The instrument_pattern call on the client side instruments A2aRemoteAgent so that W3C traceparent headers are injected into outgoing HTTP requests. The instrument_a2a_server call on the server side extracts those headers, linking the server-side spans to the client trace.

Message and Data Capture#

AG2 tracing captures data at different levels depending on the span type:

Span type	Data captured	Controllable?
`conversation` (run / initiate_chat)	Input/output messages	No, always captured
`agent` (generate_reply)	Input/output messages	No, always captured
`tool` (execute_function)	Tool arguments and results	No, always captured
`human_input` (get_human_input)	Prompt shown and human's response	No, always captured
`llm` (LLM API call)	Request/response messages	Yes, off by default via `capture_messages`

Conversation and agent spans always include input and output messages (gen_ai.input.messages / gen_ai.output.messages). Tool spans always capture call arguments (gen_ai.tool.call.arguments) and results (gen_ai.tool.call.result). Human input spans always capture the prompt shown (ag2.human_input.prompt) and the human's response (ag2.human_input.response). Only LLM spans require explicit opt-in via capture_messages=True -- all other span types capture their data by default.

Warning

If your agents process sensitive data (personal information, credentials, proprietary content), be aware that conversation messages, tool arguments and results, and human input prompts and responses will appear in your tracing backend with default settings. Ensure your backend has appropriate access controls and retention policies.

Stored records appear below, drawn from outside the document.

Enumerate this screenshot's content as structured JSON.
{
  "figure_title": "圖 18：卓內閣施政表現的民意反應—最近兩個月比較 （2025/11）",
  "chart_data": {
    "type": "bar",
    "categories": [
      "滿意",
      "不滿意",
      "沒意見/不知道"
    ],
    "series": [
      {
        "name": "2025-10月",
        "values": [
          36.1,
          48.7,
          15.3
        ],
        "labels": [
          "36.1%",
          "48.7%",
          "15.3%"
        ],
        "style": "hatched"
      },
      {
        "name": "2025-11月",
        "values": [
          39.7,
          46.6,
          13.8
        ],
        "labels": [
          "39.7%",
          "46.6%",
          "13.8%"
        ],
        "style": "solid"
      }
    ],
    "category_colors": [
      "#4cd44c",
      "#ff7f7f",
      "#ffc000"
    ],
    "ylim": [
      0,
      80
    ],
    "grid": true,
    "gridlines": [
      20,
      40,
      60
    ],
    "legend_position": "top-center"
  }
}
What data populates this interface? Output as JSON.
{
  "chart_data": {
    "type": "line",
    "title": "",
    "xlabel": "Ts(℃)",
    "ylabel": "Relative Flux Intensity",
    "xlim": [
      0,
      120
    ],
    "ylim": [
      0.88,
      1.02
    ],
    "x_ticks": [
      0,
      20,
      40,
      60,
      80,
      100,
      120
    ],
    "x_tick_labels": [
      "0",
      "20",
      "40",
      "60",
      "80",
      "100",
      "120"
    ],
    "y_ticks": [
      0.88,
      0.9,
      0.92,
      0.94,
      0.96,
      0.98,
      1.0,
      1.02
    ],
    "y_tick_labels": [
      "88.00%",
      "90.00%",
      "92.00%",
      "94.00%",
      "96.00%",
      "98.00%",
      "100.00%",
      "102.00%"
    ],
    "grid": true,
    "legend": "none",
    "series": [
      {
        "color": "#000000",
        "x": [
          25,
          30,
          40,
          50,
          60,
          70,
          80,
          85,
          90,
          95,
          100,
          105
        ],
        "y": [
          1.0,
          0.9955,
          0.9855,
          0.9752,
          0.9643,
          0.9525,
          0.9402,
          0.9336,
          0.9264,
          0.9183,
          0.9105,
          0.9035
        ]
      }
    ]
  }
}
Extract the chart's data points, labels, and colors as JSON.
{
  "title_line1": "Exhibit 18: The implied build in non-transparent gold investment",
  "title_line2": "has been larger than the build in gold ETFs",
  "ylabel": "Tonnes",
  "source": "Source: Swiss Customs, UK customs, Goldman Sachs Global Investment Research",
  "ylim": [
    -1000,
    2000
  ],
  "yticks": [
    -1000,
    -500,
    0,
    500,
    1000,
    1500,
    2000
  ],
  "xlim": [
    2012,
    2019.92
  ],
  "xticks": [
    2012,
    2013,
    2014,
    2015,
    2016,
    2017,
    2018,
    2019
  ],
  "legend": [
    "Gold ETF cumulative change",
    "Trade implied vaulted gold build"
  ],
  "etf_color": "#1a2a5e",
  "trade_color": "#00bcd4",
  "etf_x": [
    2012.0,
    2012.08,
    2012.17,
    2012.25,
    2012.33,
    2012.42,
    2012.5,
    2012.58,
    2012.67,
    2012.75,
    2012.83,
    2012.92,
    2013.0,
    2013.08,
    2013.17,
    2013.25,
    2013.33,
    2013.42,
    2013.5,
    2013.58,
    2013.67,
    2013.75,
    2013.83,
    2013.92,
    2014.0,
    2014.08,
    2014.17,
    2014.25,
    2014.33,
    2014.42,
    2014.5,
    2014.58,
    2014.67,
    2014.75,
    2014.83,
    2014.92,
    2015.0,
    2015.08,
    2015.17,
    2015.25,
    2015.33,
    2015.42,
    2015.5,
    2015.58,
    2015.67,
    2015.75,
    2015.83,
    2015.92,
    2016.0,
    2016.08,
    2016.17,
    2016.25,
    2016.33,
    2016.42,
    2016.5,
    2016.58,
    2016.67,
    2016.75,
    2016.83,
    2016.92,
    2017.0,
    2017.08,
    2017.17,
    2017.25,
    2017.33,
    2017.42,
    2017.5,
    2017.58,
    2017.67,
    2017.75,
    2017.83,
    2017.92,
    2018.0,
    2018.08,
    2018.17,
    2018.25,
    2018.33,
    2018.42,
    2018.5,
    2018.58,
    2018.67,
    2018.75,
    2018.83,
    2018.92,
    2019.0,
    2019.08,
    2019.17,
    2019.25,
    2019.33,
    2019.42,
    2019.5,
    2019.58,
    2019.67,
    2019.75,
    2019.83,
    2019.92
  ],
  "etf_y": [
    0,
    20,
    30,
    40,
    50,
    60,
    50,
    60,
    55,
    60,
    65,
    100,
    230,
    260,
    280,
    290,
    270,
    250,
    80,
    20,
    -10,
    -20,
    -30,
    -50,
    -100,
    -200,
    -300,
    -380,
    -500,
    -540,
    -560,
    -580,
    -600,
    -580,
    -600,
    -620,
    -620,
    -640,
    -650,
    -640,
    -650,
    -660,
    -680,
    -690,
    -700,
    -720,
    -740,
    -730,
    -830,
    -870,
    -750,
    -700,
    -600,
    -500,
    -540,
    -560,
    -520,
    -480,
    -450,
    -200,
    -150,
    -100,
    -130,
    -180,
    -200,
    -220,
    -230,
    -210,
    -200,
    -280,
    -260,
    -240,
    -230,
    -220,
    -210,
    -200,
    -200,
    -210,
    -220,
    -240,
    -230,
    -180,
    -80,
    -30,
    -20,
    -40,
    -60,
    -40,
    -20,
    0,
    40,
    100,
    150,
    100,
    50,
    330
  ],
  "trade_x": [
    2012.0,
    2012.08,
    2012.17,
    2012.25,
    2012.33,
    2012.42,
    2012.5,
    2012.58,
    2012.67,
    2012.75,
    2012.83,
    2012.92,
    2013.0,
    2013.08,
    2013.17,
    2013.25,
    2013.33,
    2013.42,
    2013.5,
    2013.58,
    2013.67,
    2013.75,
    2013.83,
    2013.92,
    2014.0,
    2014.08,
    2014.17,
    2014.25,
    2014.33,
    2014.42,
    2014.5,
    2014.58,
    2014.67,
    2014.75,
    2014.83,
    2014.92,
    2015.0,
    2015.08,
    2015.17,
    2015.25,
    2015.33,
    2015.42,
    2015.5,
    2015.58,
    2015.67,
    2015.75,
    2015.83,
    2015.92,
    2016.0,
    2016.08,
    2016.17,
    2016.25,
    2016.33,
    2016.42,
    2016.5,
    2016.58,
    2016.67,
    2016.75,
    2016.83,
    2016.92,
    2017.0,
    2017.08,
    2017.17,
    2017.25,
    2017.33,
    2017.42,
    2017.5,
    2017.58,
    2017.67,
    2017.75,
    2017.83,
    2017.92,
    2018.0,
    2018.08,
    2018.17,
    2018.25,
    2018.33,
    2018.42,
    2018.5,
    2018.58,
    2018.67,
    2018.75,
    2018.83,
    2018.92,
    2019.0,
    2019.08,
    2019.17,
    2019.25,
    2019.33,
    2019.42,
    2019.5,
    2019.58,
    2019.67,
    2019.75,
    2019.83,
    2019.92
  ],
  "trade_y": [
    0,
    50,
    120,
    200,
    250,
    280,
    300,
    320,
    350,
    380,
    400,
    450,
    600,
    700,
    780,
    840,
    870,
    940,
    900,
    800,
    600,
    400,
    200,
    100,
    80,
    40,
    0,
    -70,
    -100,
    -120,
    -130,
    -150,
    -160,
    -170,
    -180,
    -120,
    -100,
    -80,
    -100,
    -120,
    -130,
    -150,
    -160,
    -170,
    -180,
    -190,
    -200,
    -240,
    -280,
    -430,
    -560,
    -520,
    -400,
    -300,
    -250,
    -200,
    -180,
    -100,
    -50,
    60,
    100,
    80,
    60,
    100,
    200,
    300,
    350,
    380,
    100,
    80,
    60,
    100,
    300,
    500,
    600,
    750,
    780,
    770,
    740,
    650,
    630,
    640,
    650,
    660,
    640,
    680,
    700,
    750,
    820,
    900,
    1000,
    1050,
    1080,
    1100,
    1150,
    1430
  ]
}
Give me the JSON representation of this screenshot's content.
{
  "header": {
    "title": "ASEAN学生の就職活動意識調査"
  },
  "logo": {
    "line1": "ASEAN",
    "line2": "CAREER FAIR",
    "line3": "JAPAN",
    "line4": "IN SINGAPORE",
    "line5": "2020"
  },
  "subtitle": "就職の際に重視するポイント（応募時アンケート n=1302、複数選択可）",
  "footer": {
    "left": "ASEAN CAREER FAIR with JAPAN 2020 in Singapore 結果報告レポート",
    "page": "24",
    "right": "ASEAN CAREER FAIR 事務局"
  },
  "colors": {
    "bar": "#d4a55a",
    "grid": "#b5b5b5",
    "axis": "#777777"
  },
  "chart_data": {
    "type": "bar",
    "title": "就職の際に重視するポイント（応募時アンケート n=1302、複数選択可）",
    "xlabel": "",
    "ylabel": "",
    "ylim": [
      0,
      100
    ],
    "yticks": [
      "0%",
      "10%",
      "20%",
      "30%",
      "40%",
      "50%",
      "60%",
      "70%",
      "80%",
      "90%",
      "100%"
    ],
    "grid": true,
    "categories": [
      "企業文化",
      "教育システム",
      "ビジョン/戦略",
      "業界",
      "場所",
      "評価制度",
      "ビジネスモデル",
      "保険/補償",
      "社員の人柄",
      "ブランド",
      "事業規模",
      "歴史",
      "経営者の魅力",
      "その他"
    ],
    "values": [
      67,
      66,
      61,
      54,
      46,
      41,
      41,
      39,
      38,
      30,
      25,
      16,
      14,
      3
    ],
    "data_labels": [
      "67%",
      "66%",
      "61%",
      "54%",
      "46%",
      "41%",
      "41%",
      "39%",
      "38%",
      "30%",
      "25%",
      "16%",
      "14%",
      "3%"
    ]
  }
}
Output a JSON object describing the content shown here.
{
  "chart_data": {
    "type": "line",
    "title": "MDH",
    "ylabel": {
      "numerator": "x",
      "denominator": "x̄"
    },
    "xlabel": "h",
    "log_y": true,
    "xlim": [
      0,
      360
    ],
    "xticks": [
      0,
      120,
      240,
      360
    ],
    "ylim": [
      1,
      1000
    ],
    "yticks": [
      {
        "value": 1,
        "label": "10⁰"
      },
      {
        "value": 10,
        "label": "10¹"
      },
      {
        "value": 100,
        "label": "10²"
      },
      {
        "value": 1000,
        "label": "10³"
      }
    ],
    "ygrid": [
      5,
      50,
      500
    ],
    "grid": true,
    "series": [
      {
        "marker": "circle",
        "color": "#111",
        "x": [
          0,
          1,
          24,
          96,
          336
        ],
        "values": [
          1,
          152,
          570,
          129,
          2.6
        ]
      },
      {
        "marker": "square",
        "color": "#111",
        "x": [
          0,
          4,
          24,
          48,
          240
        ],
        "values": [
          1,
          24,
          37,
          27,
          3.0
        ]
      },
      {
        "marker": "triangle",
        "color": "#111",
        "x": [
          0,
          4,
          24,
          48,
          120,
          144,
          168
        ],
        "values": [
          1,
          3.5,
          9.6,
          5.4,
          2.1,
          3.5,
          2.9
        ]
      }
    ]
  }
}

Enabling LLM Message Capture#

By default, instrument_llm_wrapper does not capture request and response messages on LLM spans. To enable this for debugging or development:

instrument_llm_wrapper(tracer_provider=tracer_provider, capture_messages=True)

When enabled, two additional attributes appear on chat (LLM) spans:

gen_ai.input.messages -- JSON array of input messages in OpenTelemetry GenAI format
gen_ai.output.messages -- JSON array of output messages in OpenTelemetry GenAI format

This includes the full request and response payloads sent to and received from the LLM provider, which can be large and may duplicate content already present on the parent agent span.